If the council approves a ban on commercially bred animals it would only impact the two Pet City stores at the Chapel Hills and The Citadel malls in town.

Those stores would have until July 2022 to phase out their commercial pet sales. The local law would allow them to offer pets from the Humane Society of the Pikes Peak Region and other rescues. Proponents also say the shops could transition to business models focused on pet supplies. 

However Chapel Hills Pet City owner Dustin Haworth said the stores could not make it if the city ban passes because 80% of the stores' sales are animals, including dogs, cats and other pets. 

If the shops brought in dogs and cats from the rescues they could not profit on those animals, said Bree Maestas, owner of the Citadel Pet City.

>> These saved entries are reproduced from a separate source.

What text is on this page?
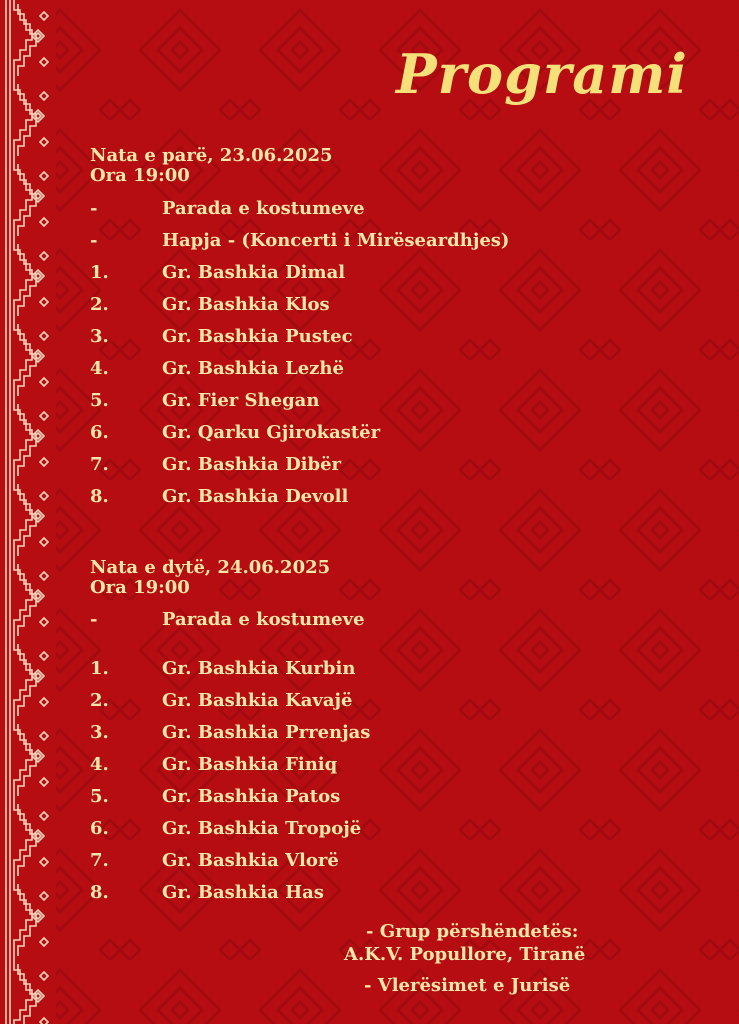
Programi
Nata e parë, 23.06.2025
Ora 19:00
-	Parada e kostumeve
-	Hapja - (Koncerti i Mirëseardhjes)
1.	Gr. Bashkia Dimal
2.	Gr. Bashkia Klos
3.	Gr. Bashkia Pustec
4.	Gr. Bashkia Lezhë
5.	Gr. Fier Shegan
6.	Gr. Qarku Gjirokastër
7.	Gr. Bashkia Dibër
8.	Gr. Bashkia Devoll
Nata e dytë, 24.06.2025
Ora 19:00
-	Parada e kostumeve
1.	Gr. Bashkia Kurbin
2.	Gr. Bashkia Kavajë
3.	Gr. Bashkia Prrenjas
4.	Gr. Bashkia Finiq
5.	Gr. Bashkia Patos
6.	Gr. Bashkia Tropojë
7.	Gr. Bashkia Vlorë
8.	Gr. Bashkia Has
- Grup përshëndetës:
A.K.V. Popullore, Tiranë
- Vlerësimet e Jurisë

She also said she might not be comfortable with those animals. 

"I don't know if I morally agree with obtaining my animals from unknown places, unknown backgrounds," she said. 

Haworth said the breeders the shops work with are willing to take on new certifications like Canine Cares, which evaluates the physical and emotional health of dogs. Not all of the breeders the shops work with have obtained this certification, but they will in the coming years, he said. 

"I hope the city council moves back to where we were over the last 18 months working on transparency and reasonable restrictions," he said. 

Animal advocates have tried to work collaboratively with the Pet City owners on a compromise, but it fell apart, said Vicki Allinger, the Colorado team leader for Bailing Out Benji, a group that focuses on the puppy mill-to-pet store connection. 

The group was not satisfied with the Pet City's purchasing dogs from the Canine Cares certified breeders because the program does not make any of its inspection reports public so there is no way to know if the program is holding breeders to a higher standard than the federal government, she said. 

She noted that most pet stores can be profitable without selling dogs from commercial breeders. For example, PetSmart and Petco don't use breeders. 

The ban her group is backing has held up elsewhere with five states and 400 local governments enacting similar restrictions, she said. 

Animal advocate Pam Horton said she hoped to see the ban pass after caring for seven Italian greyhounds that suffered physically and emotionally from their time as mothers in puppy mills. Her dogs lost teeth, eyes and bone because of the abuse and neglect they suffered. 

"They have no regard for these dogs as living beings that feel things that can be in pain and can be scared," she said.